China should keep opening up and focus on domestic momentum

China's economy has entered the recovery phase, but external pressure is still weighing. The International Monetary Fund warned that the coronavirus pandemic is plunging the global economy into its deepest slump since the Great Depression of the 1930s.

As a global recession this year is almost certain, Wang is concerned that the global economic slowdown will be a big headwind for China's external demand. "Even though April export was better than expected.
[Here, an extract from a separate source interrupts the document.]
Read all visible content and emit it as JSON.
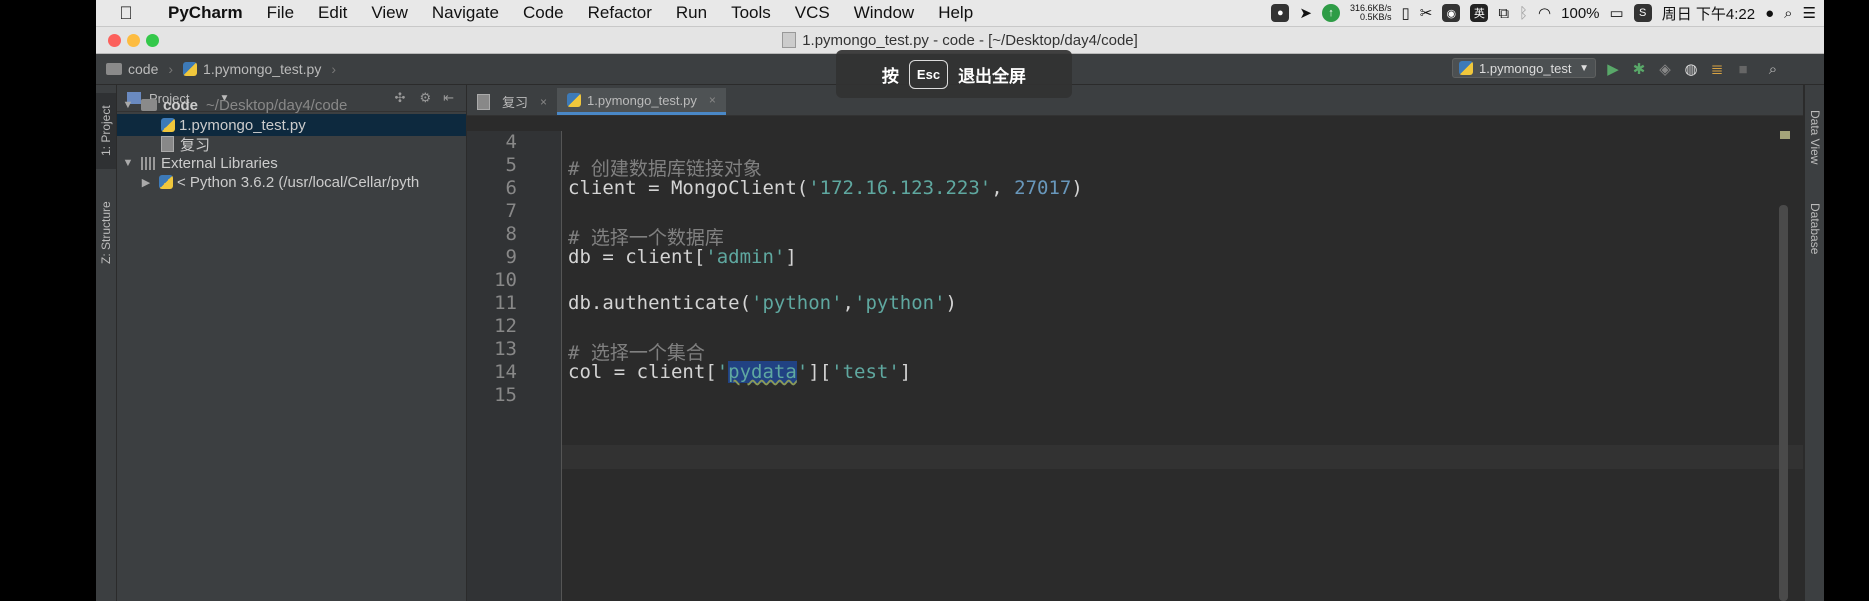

We think that a big part of that, maybe because the Chinese export is just working off the backlog of orders," the economist said.

Given that global orders are declining and sales in major markets such as the U.S. and the EU are also going down due to the pandemic, Wang projected a significant decline of the export in the coming months, adding that the possible imported components' shortage, the U.S. export restriction could be among the most important external risk factors for China going forward.

As the global situation worsens and the economic hit on China has been substantial, she expected more stimulus measures. "We think overall fiscal support is going to be more than four percent of GDP. That's more than four trillion RMB (563.3 billion U.S. dollars). Half of that is already announced in tax and fee cuts, emergency spending," she said, projecting more spending in infrastructure and health care, as well as in helping small and medium size enterprises and low income people.

"Monetary policy continues to be accommodative," Wang continued, expecting another 50 basis points of RRR cuts, overall credit growth to rebound to 12.5 percent.

Meanwhile, Wang believed that China should keep its own pace to do the things that the government has planned.

"Over the longer term, I think the focus still needs to actually deal with the domestic affairs. So basically do our own things that include reforms, further opening of services sector, pushing forward with the state-owned enterprise reform, continuing to invest more in human capital, education and health care, and spending more on technology and R&D."

Although the economic nationalism and de-globalization forces rise, Wang stressed that China should continue to embrace global cooperation.

"(China should continue to) work closely with whichever country that's willing to work with China and continue to push that opening of domestic markets and industries as well," Wang said.